Well, you’d be good until you ran into 000-00-0000, which isn’t a valid SSN. So you refine your definition a bit and you’re good to go. Oh, and the first group can’t be “666” because that has strongly-negative religious connotations. So that’s another refinement to the definition. And all is well and good, until you run up against 987-65-4320, which is a well-formed SSN but is also permanently invalid — 987-65-4320 through 987-65-4329 are reserved for promotional and explanatory documents which need to show example numbers. But again, this isn’t a terribly hard refinement to make, and you can get back to a definition which rigorously guarantees you’re working with valid data.

Until you run into 078-05-1120. If you don’t catch that as invalid, employees of the Social Security Administration will reserve the right to laugh at you. But why? It looks right:

But it’s still not a valid number. For a short span of years, it was the Social Security number of Hilda Whitcher, a secretary at the E. H. Feree Company, which manufactured mens’ wallets. You may be able to guess where this is going, but I’ll finish the historical anecdote because it’s amusing: back in the days when Social Security was new, the E. H. Feree Company decided that a selling point of its wallets would be the ease with which you could carry your Social Security card. And to promote this, they included an example card in every wallet, with an example Social Security number. Hilda Whitcher’s Social Security number. Many confused customers assumed this was now their SSN, and began to use it; eventually, the number was invalidated and Hilda got a new one, but people were still trying to use her original SSN decades later. As a result, it’s a poor SSN checker that doesn’t recognize and reject this infamous number.

So now you get to special-case your definition of a Social Security number to deal with a few odd numbers which have been permanently invalidated by the SSA. And that’s after you’ve figured a way to keep up with new block allocations — the SSA updates those monthly.
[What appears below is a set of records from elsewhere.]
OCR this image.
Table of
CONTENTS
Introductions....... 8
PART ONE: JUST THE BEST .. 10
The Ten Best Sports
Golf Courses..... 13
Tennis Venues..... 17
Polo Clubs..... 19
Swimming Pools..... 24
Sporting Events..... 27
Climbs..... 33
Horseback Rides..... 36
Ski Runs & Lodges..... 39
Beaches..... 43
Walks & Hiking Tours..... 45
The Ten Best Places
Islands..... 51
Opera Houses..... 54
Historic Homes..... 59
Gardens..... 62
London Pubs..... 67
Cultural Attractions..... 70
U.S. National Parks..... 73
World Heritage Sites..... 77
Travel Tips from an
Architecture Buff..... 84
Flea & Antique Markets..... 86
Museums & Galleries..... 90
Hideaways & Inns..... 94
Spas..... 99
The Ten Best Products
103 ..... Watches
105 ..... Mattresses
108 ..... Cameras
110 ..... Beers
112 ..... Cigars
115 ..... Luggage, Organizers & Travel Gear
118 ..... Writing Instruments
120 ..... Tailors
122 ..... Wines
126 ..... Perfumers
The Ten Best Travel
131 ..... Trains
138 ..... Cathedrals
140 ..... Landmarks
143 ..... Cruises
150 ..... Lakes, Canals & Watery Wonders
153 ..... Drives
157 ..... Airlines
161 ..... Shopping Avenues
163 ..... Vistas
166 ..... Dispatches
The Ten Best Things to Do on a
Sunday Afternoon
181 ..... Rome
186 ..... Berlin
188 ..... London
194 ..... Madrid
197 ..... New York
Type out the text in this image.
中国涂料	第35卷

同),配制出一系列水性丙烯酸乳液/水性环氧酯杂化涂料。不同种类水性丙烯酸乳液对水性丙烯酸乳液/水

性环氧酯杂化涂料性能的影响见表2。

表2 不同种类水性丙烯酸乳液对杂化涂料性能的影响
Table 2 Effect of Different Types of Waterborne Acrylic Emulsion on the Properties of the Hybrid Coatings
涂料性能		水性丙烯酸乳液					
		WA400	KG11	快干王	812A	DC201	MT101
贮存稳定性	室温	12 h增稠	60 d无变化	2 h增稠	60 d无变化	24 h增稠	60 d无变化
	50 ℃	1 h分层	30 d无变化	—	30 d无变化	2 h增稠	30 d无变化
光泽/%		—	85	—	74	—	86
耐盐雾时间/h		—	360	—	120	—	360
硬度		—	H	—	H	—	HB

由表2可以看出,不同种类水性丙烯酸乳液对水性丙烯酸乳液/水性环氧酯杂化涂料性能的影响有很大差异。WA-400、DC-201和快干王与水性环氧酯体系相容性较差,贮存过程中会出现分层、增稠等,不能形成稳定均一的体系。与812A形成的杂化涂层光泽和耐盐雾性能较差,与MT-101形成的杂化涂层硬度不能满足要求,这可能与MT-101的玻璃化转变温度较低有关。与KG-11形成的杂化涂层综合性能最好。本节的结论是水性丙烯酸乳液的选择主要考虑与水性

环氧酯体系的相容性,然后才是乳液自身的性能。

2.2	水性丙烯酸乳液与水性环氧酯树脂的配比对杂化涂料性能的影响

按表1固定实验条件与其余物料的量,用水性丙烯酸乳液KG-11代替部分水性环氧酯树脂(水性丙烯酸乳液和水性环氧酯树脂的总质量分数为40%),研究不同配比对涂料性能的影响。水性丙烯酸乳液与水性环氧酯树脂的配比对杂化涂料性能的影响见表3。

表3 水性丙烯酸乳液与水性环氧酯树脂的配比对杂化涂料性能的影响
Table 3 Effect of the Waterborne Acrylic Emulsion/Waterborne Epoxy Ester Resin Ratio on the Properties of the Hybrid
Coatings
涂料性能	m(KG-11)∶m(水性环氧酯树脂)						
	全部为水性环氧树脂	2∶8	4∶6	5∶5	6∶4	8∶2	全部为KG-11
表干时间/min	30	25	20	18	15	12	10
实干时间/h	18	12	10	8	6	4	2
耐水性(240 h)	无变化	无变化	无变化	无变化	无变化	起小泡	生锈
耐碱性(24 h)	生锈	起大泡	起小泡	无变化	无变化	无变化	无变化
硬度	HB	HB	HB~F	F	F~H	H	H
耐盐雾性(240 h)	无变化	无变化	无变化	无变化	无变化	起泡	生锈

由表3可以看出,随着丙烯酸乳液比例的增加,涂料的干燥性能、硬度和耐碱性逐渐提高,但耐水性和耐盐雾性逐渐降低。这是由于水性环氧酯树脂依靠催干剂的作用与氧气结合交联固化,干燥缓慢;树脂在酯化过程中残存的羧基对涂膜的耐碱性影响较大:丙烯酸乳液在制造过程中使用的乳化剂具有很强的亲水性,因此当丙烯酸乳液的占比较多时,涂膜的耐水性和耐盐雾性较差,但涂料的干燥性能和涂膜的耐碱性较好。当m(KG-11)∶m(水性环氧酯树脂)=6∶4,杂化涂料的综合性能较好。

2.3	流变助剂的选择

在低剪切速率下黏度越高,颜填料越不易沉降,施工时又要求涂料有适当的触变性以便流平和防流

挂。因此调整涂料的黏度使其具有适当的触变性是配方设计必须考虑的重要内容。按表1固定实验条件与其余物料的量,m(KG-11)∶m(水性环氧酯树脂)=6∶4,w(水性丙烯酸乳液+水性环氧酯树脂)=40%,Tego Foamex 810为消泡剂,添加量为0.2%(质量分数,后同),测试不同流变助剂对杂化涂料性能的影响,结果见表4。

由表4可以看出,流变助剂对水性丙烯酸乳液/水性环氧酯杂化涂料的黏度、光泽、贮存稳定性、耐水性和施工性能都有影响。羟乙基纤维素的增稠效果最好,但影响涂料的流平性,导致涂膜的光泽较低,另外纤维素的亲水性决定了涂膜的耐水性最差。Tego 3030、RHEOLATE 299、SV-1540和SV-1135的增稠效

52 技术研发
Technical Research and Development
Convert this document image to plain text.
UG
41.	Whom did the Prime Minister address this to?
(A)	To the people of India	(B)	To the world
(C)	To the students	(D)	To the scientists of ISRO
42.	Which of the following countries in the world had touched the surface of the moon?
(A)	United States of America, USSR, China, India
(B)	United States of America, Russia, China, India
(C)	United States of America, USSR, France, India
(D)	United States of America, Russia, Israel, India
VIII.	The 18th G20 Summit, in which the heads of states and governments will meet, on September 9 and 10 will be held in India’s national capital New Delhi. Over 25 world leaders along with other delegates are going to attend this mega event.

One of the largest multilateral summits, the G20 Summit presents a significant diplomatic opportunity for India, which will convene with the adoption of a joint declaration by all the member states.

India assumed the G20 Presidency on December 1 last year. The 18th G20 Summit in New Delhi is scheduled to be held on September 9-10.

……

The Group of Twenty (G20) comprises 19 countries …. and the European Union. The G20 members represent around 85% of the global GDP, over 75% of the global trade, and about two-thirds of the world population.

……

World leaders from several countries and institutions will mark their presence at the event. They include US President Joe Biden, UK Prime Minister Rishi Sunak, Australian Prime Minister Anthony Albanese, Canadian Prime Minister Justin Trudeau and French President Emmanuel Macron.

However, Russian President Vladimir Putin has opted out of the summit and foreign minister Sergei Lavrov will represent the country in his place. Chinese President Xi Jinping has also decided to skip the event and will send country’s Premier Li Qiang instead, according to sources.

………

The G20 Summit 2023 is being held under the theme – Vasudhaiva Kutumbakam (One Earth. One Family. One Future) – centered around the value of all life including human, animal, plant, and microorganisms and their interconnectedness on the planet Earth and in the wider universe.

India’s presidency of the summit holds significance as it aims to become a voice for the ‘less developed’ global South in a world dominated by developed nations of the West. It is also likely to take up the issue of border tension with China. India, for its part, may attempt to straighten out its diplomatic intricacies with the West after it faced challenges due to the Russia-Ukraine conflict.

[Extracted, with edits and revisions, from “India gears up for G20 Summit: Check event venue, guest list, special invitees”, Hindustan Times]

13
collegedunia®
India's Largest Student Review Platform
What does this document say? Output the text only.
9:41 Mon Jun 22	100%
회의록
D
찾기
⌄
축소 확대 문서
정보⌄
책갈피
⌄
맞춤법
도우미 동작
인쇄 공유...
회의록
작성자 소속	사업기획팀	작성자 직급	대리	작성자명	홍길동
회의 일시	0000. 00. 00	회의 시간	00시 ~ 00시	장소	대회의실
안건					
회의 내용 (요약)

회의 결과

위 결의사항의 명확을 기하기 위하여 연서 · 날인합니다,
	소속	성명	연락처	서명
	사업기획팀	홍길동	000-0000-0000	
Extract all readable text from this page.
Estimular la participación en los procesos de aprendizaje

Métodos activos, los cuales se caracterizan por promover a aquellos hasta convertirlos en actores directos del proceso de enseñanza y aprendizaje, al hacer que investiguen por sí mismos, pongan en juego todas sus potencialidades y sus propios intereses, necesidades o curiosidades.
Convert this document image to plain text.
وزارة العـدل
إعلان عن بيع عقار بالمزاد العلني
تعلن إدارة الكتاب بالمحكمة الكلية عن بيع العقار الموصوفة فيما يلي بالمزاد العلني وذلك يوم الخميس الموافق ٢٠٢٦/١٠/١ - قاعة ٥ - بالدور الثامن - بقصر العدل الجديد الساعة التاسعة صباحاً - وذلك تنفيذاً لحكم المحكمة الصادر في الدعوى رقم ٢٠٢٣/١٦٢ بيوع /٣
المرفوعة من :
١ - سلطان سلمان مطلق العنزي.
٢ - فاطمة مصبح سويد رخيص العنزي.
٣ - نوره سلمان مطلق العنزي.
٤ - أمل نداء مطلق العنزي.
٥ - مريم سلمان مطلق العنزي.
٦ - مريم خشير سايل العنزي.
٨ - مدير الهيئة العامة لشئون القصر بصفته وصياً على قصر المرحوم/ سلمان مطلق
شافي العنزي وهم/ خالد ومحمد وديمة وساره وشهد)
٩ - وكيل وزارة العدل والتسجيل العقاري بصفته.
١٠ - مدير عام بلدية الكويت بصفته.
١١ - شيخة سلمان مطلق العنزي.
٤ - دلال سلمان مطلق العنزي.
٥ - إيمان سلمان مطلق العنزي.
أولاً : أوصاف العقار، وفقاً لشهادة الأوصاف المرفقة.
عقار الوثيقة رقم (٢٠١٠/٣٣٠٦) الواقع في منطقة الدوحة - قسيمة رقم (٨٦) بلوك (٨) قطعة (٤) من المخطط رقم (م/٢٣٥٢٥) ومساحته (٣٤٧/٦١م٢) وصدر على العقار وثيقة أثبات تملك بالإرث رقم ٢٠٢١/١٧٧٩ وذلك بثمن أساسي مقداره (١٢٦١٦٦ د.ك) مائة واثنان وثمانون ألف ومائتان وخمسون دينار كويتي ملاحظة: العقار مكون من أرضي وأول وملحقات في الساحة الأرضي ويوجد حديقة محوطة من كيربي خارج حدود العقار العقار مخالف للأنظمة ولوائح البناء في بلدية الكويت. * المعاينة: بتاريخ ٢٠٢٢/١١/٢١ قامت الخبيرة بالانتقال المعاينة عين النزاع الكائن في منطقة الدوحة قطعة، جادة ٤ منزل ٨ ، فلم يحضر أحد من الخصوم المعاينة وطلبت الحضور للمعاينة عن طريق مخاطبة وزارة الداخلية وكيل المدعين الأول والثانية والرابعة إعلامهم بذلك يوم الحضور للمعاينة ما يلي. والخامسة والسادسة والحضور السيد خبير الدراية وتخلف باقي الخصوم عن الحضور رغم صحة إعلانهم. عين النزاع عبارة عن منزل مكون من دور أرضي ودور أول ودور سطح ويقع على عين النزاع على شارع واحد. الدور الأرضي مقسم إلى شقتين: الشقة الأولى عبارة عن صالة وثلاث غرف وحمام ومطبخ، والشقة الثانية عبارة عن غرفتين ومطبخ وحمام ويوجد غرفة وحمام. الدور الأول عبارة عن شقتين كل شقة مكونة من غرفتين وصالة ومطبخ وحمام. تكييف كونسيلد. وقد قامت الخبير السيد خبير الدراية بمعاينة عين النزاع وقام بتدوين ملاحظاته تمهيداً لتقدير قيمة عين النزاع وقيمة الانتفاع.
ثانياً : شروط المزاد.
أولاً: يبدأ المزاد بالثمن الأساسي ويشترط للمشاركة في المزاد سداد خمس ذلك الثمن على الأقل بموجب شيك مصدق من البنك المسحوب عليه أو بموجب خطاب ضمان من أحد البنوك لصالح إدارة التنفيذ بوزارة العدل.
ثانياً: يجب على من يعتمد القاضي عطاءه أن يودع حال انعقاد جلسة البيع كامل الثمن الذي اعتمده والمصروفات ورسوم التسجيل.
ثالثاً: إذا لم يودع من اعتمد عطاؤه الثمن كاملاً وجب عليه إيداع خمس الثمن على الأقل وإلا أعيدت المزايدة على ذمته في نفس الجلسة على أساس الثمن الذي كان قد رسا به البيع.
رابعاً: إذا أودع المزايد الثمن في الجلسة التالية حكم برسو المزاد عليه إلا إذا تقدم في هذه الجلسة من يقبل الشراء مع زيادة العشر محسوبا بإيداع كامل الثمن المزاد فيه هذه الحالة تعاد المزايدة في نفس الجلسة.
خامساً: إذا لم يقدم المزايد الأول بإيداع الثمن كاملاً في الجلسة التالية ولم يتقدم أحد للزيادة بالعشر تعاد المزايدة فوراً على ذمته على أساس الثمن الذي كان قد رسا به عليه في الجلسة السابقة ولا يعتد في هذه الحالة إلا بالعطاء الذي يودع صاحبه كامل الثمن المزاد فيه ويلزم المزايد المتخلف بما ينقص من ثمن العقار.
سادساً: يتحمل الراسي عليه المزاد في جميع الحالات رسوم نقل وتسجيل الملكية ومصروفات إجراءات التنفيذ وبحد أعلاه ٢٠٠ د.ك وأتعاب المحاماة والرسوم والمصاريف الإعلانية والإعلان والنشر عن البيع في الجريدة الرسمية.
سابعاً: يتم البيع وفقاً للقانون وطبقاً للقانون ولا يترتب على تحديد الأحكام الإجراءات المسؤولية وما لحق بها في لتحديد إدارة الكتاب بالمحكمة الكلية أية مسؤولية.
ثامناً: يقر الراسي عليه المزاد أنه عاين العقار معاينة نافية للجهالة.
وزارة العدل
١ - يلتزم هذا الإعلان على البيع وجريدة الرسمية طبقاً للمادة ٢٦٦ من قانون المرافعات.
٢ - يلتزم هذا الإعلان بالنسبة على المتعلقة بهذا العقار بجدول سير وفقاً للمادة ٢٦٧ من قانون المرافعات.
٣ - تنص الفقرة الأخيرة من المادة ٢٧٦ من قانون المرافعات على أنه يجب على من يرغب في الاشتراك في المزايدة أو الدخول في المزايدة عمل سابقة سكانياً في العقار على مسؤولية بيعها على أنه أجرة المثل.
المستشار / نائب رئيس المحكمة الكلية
Any type system which could correctly describe the byzantine and ever-changing nature of this particular data type would need to be Turing-complete in its own right, at which point you’re left wondering whether your type system needs a type system. Philosophers (I love relating things back to my degree) and mathematicians ran into similar problems in the twentieth century, when they realized that certain paradoxes of language could only be resolved by resorting to a “metalanguage” which could talk about language. But then they needed a “metametalanguage” to talk about the “metalanguage”, and it turned out it was turtles all the way down, which turned out not to matter because Kurt Gödel had come along and proved that you could always trick a language into talking about itself anyway.

What’s the point?

Types are great. But they’re not everything, and shouldn’t try to be everything; it’ll just end in tears (though you guys who are implementing the predicate calculus and rules of inference in a type system have a warm and fuzzy place in my heart). Sooner or later you’ll run into classes of errors which can only be unearthed by a robustly programmable way to check your code, and the name for that is “unit test”, not “type system”. “If it compiles, it must be correct” wasn’t true back when some people believed it, and “if it passes type checks, it must be correct” isn’t true now.

And now I’ve said more than I ever intended to on the topic, so I’ll shut up.